En octobre dernier, le CRTC a apporté des précisions aux conditions réglementaires qui permettront aux opérateurs régionaux de louer un accès aux réseaux des grandes sociétés de télécommunications canadiennes. Pour accéder au réseau d’un grand fournisseur, une entreprise devra exploiter un service mobile sans fil quelque part au Canada. Cogeco Communications n’offre pas ce service pour le moment.

Questionné sur le sujet, Philippe Jetté estime que les spectres détenus par l’entreprise sont suffisants pour remplir les conditions de l’organisme de réglementation.

«Dans notre territoire d’opération (où la société offre des services de câblodistribution), il y a quatre millions de Canadiens et on a 91% de ces quatre millions avec le spectre qu’on possède déjà. Avec les années, on va chercher à s’approcher le plus possible du 100%. On verra comment.»

 

Des pertes d’abonnés aux États-Unis

Cogeco a tenu son assemblée des actionnaires dans la foulée du dévoilement de ses résultats du premier trimestre, publiés jeudi après la fermeture des marchés.
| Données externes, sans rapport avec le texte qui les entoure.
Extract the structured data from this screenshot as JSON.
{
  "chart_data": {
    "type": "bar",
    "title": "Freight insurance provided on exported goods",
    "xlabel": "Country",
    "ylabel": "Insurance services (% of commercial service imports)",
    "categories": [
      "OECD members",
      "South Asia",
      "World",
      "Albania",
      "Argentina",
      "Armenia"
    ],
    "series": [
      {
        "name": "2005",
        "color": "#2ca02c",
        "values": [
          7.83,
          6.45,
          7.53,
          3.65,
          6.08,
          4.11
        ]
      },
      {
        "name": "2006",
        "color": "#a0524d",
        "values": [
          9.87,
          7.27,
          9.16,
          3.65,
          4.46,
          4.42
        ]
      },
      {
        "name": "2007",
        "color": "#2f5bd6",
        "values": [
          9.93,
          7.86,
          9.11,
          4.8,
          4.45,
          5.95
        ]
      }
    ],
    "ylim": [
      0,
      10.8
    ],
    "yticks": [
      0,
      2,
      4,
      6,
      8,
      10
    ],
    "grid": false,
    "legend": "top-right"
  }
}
Même si les bénéfices de l’entreprise sont supérieurs aux attentes des analystes, ses difficultés aux États-Unis inquiètent les investisseurs, et l’action de Cogeco reculait de presque 10% en après-midi.

Cogeco a perdu près 14 000 clients aux États-Unis, dont 10 000 en Ohio, où la société a tempéré ses efforts promotionnels en attendant de changer la marque de son acquisition WideOpen West.
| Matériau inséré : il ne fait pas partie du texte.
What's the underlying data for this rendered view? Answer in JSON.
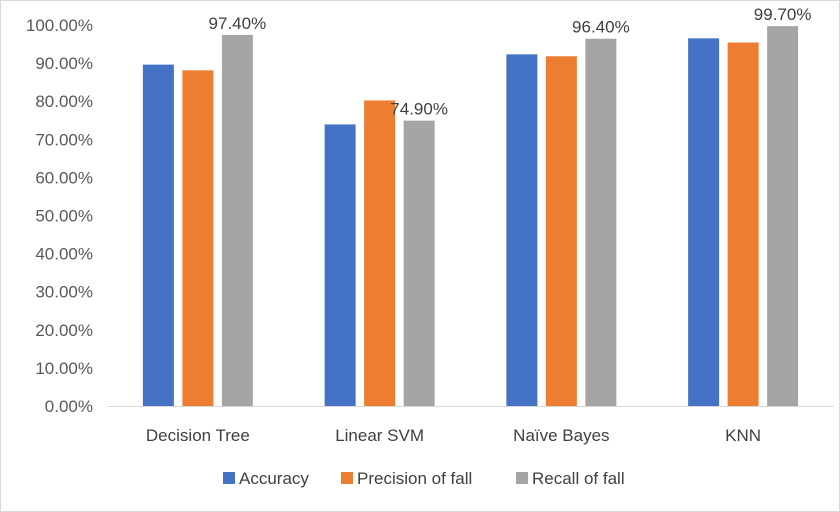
{
  "chart_data": {
    "type": "bar",
    "title": "",
    "xlabel": "",
    "ylabel": "",
    "ylim": [
      0,
      100
    ],
    "y_tick_step": 10,
    "y_tick_format": "percent_2dp",
    "grid": false,
    "legend_position": "bottom",
    "categories": [
      "Decision Tree",
      "Linear SVM",
      "Naïve Bayes",
      "KNN"
    ],
    "series": [
      {
        "name": "Accuracy",
        "color": "#4472C4",
        "values": [
          89.6,
          73.9,
          92.3,
          96.5
        ]
      },
      {
        "name": "Precision of fall",
        "color": "#ED7D31",
        "values": [
          88.1,
          80.2,
          91.8,
          95.4
        ]
      },
      {
        "name": "Recall of fall",
        "color": "#A5A5A5",
        "values": [
          97.4,
          74.9,
          96.4,
          99.7
        ]
      }
    ],
    "data_labels": [
      {
        "series": 2,
        "category": 0,
        "text": "97.40%"
      },
      {
        "series": 2,
        "category": 1,
        "text": "74.90%"
      },
      {
        "series": 2,
        "category": 2,
        "text": "96.40%"
      },
      {
        "series": 2,
        "category": 3,
        "text": "99.70%"
      }
    ]
  }
}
Philippe Jetté juge qu’il est normal qu’un câblodistributeur perde des abonnés lorsqu’il intègre une acquisition à son giron. «C’est inévitable, ça arrive à chaque fois. Nous sommes dans la bonne direction pour arrêter les pertes et accueillir de nouveaux clients.»

Outre l’intégration de l’acquisition, l’analyste de Banque Scotia, Maher Yaghi, souligne que la concurrence s’intensifie aux États-Unis. «La dynamique concurrentielle force les câblodistributeurs américains comme Comcast à se montrer plus dynamiques dans leur concurrence aux plus petits acteurs, afin de compenser un marché en perte de vigueur.»
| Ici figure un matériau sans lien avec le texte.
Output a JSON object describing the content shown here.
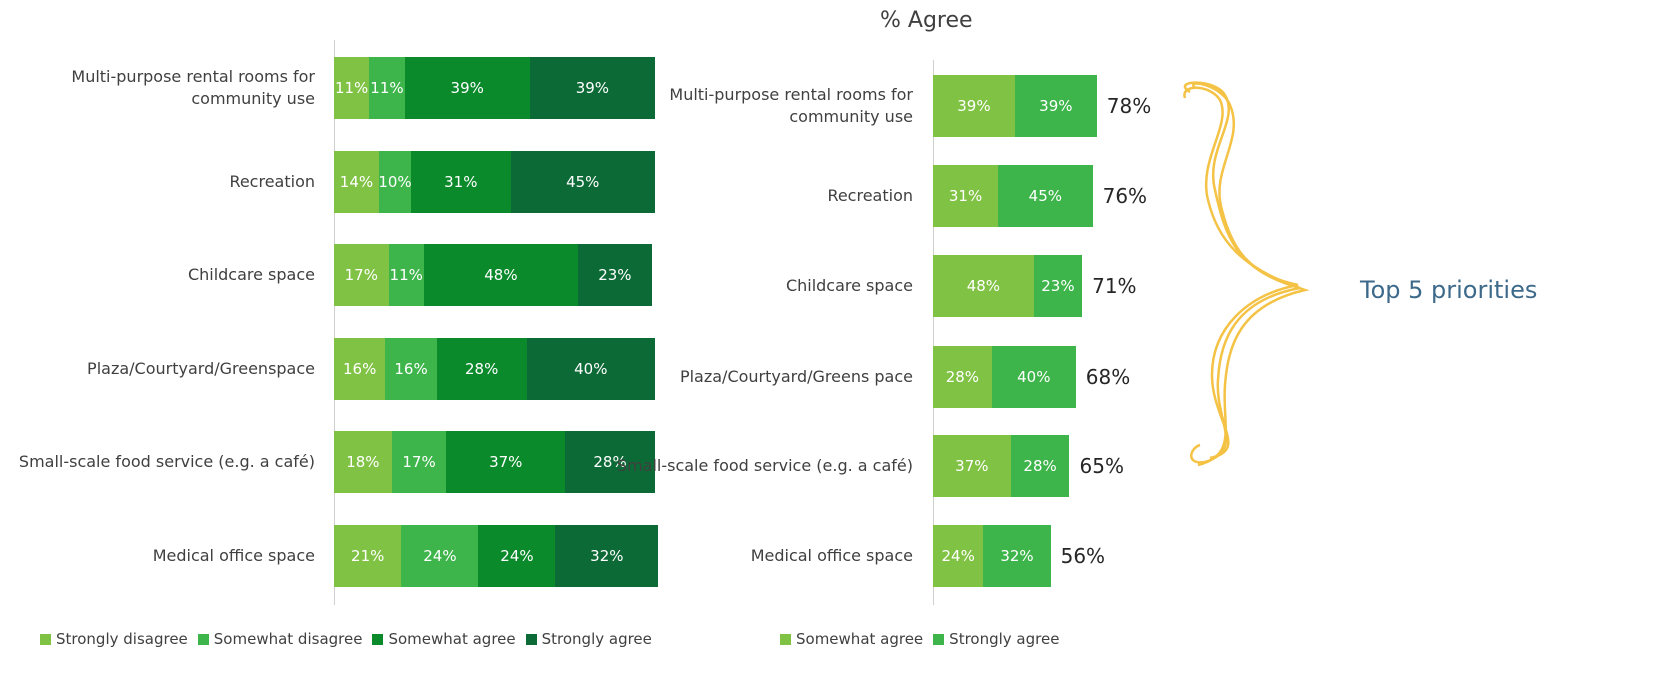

Pour les activités canadiennes, Maher Yaghi estime que les données démontrent «une certaine faiblesse» avec l’ajout de 2500 abonnés internet et la perte de 8300 abonnés à la télévision. «Ça s’explique par la concurrence de BCE et par la tendance du désabonnement au câble.»

L’analyste financier reconnaît que le prix de l’action est «abordable», s’attend à ce que la croissance soit modeste en 2023 et ne voit pas d’acquisitions potentielles qui pourraient fouetter la croissance aux États-Unis.

Ces pertes combinées à des conditions de marché plus difficile qu’anticipé _ les ménages surveillent de près leurs dépenses dans un contexte inflationniste _ ont amené la direction à réviser à la baisse ses prévisions pour l’exercice 2023.

Cogeco croit que ses revenus augmenteront d’entre 0,5% et 2,0% en 2023, comparativement à une prévision initiale située dans une fourchette entre 2,0% et 4,0%. Le bénéfice avant intérêts, impôts et amortissement (BAIIA) devrait progresser d’entre 0,5% et 2,0% plutôt qu’entre 1,5% et 3,5%.

La direction maintient sa prévision d’une diminution d’entre 2% et 12% de ses flux de trésorerie.

Au premier trimestre terminé le 30 novembre, Cogeco a enregistré un bénéfice net de 120,4 millions de dollars, une augmentation de 3,2% par rapport à la même période l’an dernier. Le bénéfice ajusté par action s’est établi à 2,44 $.

Les revenus, pour leur part, ont monté de 6,1% pour atteindre 762,3 M$. Sans l’effet du taux de change, la progression aurait été de 2,3%.

Avant la publication des résultats, les analystes anticipaient un bénéfice par action de 2,28 $ et des revenus de 745,4 M$, selon la firme de données Refinitiv.

L’action de Cogeco perdait, vendredi après-midi, 7,90 $, ou 9,68%, pour se négocier à 73,74 $ à la Bourse de Toronto.